なにか不安なことがあったり、危険を感じたりすると、人の身体は萎縮しがちになります。知らず知らずに身体を丸めたり、縮こまらせたりしてしまいます。

これは生物学的には正しい防衛反応で、人も生き物である以上、そのように反応するのが自然であるといえます。

しかし、人以外の動物は大脳皮質があまり発達していないため、危険が去ればそのことをいつまでも抱えこんだりはしません。
記憶や思考能力が発達した人間だけが、トラウマを抱えてしまうのです。

そうならないためには、その人に、すでに危険は去りいまは安全であること、あるいは情報に接しているあなた自身は安全であり、情報に振り回される必要はないことを、実感してもらう必要があります。

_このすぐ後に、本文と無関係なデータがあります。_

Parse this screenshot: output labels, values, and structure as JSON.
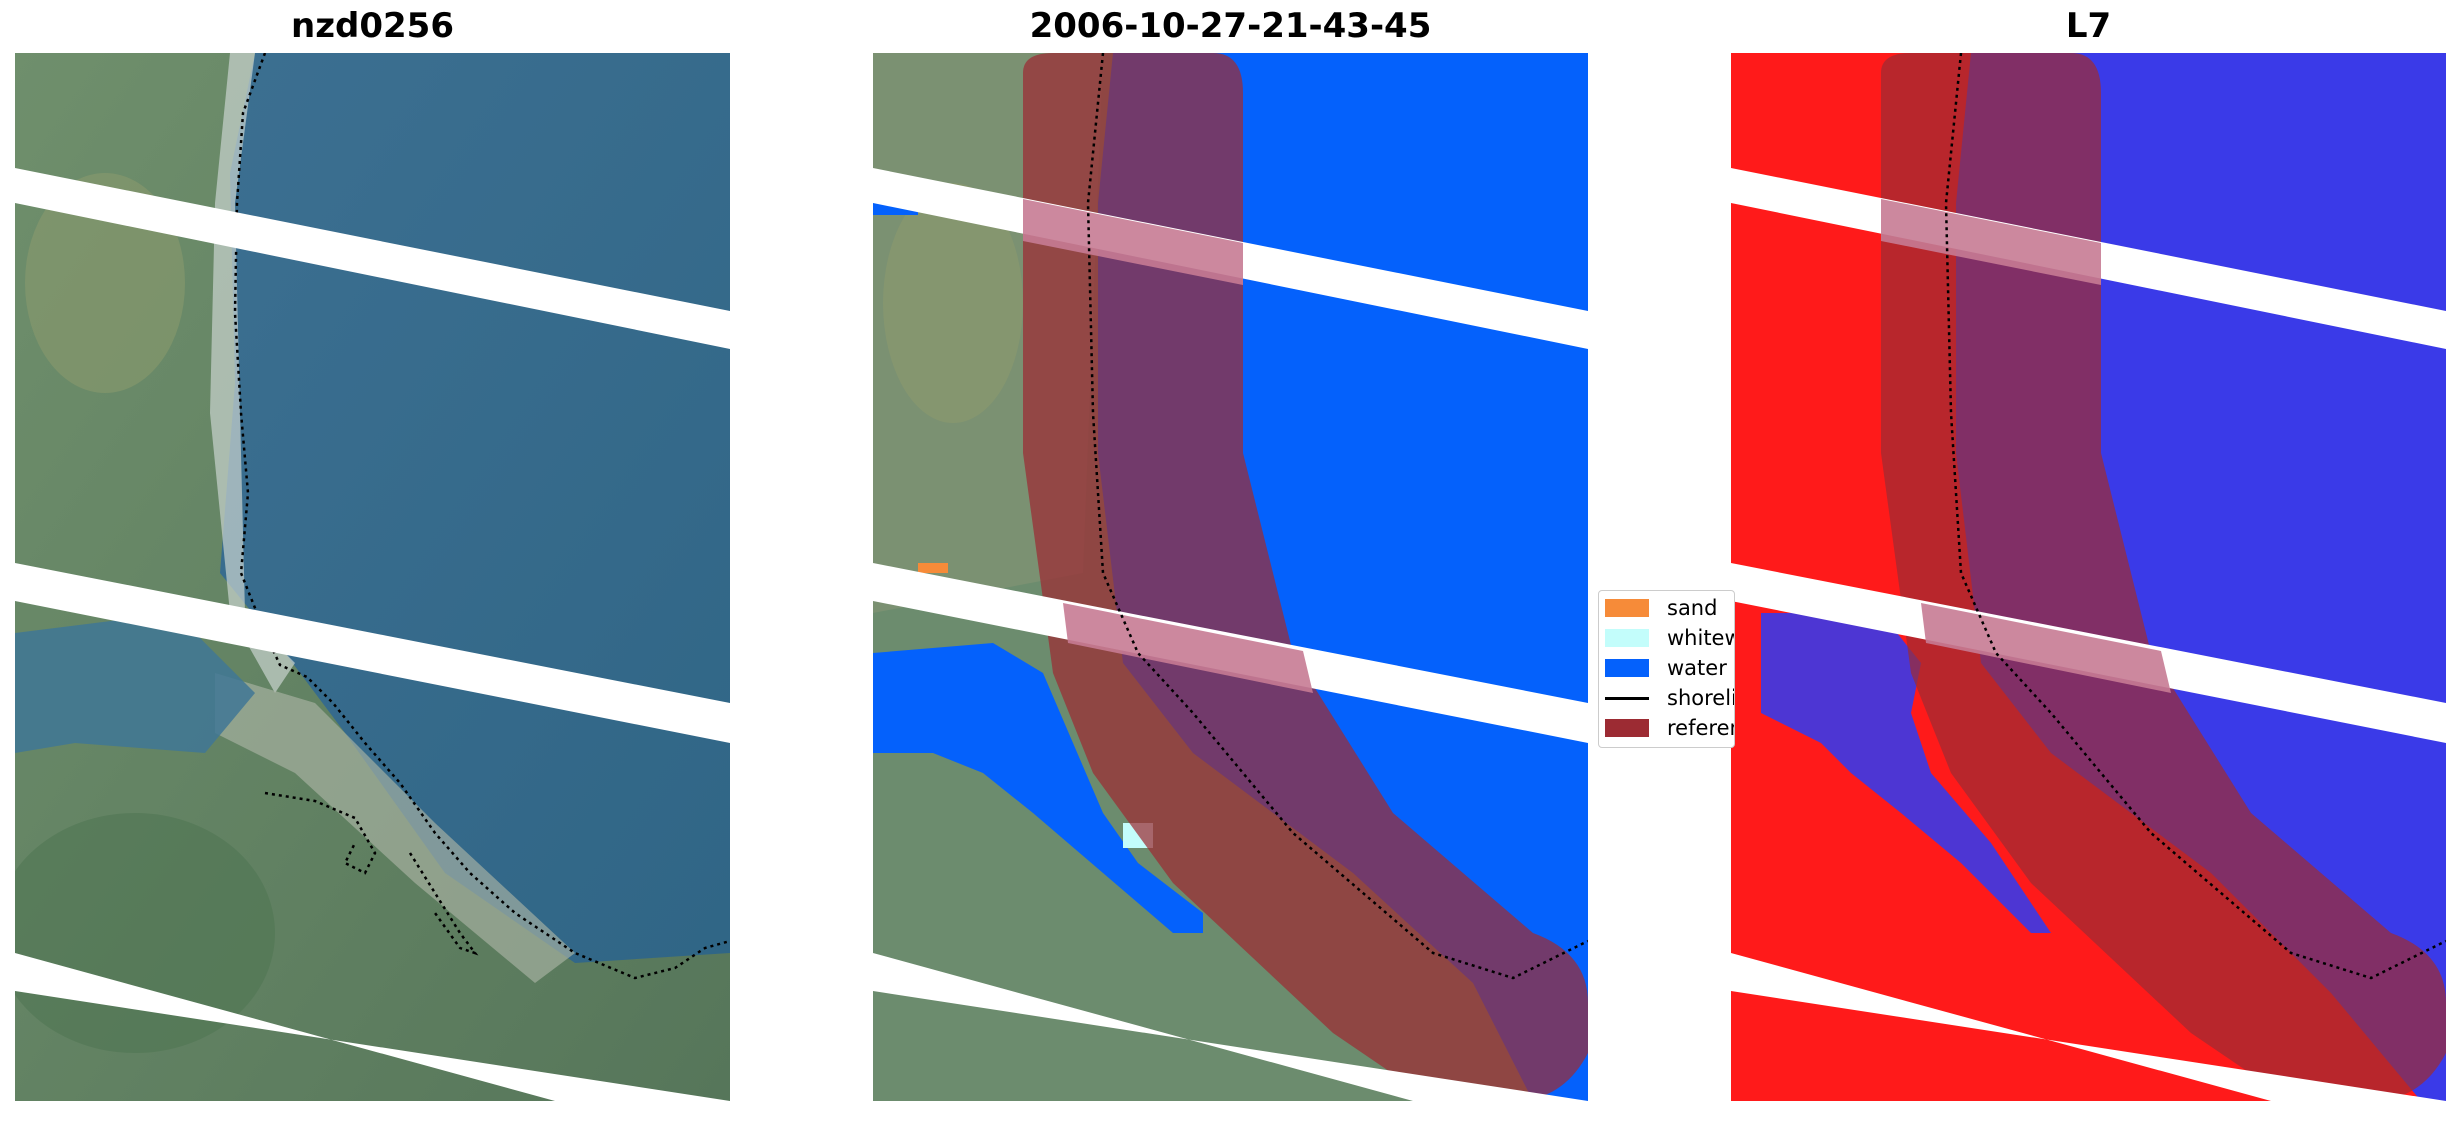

ですからケアワークは、安全であり、だれもが安心してくつろげるような場所でおこなうのが望ましいのです。

ケアを必要としている人は、まず身体が緊張したままほぐれず、不安な目をしています。
一番の特徴は、呼吸が浅いこと。

そのことを本人もわかっていることが多いようです。
呼吸が浅く、息苦しい感じがずっとつづいています。
そのせいで、ゆったりした声で話せない。自分の気持ちをうまく人に伝えることができません。

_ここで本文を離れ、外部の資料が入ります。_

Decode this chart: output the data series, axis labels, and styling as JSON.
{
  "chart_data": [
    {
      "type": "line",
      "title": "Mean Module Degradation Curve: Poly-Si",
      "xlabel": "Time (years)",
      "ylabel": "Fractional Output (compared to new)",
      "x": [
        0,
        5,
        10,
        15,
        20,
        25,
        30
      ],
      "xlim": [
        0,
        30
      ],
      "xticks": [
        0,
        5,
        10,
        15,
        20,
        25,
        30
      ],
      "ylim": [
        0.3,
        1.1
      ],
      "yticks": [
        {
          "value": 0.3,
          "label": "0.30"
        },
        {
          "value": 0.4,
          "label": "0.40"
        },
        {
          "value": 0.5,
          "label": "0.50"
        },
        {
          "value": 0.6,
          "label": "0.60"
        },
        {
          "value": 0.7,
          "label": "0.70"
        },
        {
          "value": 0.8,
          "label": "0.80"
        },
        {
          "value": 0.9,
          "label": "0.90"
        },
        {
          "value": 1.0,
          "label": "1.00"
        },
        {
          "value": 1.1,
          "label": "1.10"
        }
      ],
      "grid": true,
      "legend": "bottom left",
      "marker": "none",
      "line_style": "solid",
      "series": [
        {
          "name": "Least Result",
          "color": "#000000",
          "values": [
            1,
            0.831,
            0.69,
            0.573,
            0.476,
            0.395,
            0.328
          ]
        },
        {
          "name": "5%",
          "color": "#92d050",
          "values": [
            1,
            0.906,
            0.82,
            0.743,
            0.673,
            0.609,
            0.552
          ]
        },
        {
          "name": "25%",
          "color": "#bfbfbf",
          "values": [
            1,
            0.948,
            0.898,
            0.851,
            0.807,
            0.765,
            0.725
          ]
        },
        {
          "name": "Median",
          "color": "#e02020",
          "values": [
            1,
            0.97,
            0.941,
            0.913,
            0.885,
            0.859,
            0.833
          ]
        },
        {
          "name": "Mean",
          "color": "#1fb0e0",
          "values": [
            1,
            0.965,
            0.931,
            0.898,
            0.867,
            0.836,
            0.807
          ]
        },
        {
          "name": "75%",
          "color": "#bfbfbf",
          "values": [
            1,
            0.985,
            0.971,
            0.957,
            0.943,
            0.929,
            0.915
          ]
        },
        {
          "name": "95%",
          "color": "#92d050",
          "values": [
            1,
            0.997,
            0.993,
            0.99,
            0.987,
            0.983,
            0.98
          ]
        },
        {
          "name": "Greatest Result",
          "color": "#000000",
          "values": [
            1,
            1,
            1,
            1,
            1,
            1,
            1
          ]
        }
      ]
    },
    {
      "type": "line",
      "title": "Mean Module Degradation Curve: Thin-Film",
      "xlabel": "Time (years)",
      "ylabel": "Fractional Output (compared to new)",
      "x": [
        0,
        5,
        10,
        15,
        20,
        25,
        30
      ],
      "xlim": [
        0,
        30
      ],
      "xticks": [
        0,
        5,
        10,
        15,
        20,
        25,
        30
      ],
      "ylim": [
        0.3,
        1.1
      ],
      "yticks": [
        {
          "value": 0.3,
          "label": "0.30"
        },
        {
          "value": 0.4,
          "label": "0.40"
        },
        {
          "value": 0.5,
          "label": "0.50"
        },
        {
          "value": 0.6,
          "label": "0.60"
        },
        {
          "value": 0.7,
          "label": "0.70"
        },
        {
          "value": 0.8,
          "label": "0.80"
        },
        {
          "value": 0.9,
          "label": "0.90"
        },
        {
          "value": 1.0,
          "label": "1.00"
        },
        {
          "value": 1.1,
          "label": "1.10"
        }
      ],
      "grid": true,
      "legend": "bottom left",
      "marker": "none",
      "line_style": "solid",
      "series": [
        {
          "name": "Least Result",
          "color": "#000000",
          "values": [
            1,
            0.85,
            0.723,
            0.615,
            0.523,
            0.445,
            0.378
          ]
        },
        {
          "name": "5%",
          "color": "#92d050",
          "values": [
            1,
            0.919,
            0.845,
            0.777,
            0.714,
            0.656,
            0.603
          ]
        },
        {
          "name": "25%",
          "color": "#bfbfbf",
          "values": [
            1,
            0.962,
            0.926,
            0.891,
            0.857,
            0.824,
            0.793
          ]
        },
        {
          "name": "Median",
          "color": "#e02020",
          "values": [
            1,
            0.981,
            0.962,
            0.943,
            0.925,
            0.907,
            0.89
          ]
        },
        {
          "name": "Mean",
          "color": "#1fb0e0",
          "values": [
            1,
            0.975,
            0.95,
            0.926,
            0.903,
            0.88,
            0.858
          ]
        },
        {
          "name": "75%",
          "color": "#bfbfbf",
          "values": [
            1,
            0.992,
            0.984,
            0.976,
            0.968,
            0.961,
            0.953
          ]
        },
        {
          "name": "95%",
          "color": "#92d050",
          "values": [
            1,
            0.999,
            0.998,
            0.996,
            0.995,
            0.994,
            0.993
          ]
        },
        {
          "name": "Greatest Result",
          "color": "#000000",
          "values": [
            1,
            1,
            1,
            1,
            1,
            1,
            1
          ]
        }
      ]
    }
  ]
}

わかっているので無理に深呼吸して落ち着こうとするのですが、うまくいきません。しばらくはそれで落ち着いても、すぐにまた呼吸が浅くなってしまいます。

こういうときにもっとも有効なのは、呼吸を中心とした自分の身体のありようそのものに気づき、外の世界で起こっていることと、いまある自分の存在との距離を実感してもらうことなのです。

距離にはふたとおりあります。
遠い/近いという物理的な距離。
もうひとつは、時間的距離。

人は想像力や記憶力を持っているので、過去に起こったことをいつまでもくよくよと悩んでいたり、これから起こるであろうことを思いめぐらせて不安を感じたりします。
しかし、それも、「いま現在」という自分自身の存在に目を向けることができたとき、落ち着くことができます。

まずやってもらうのは、呼吸を深くしていくことです。

たんなる深呼吸ではありません。深呼吸というのは自発呼吸の一種ですが、ただ深く息を吸って吐き出すだけでは、無自覚な自発呼吸にすぎません。自覚的な自発呼吸が有効です。

自発呼吸は自然呼吸と対比しています。

私たちはいつも自然に、無意識に呼吸していますが、意識的に息を吸ったり吐いたりすることを自発呼吸といいます。
自発呼吸にも、吸気の自発呼吸と、吐気の自発呼吸があります。

メンタルケアでは、この吐気の自発呼吸がとくに有効です。この方法もセミナーや養成講座ではお伝えします。

呼吸のあとは「発声を使ったボディスキャニング」をおこないます。

ボディスキャニングのあとは、体幹マッサージです。

マッサージといっても、人がもんだり触ったりするのではなく、セルフケアとしてひとりでやれるもので、呼吸や姿勢保持に使う体幹の筋肉を柔らかに動かしたり、伸ばしたりするのです。ストレッチといいかえてもいいでしょう。

身体がほぐれたら、音読をします。

読みながら、呼吸や姿勢などの緊張をチェックしていきます。
このとき、リラックスできていれば、感覚は読むことだけでなく身体の外側にも開いていき、読みながら同時にいろいろなことを感じられるようになるでしょう。

感覚が開きにくい人には、音楽を聞きながら読んでもらいます。
このとき、療法士は読む人の声や身体の状態を見ながら、寄り添うように音を出すように心がけます。

安心していられる場所、安心できる相手がいれば、まずはそこで気持ちを落ち着かせるのが一番いいでしょう。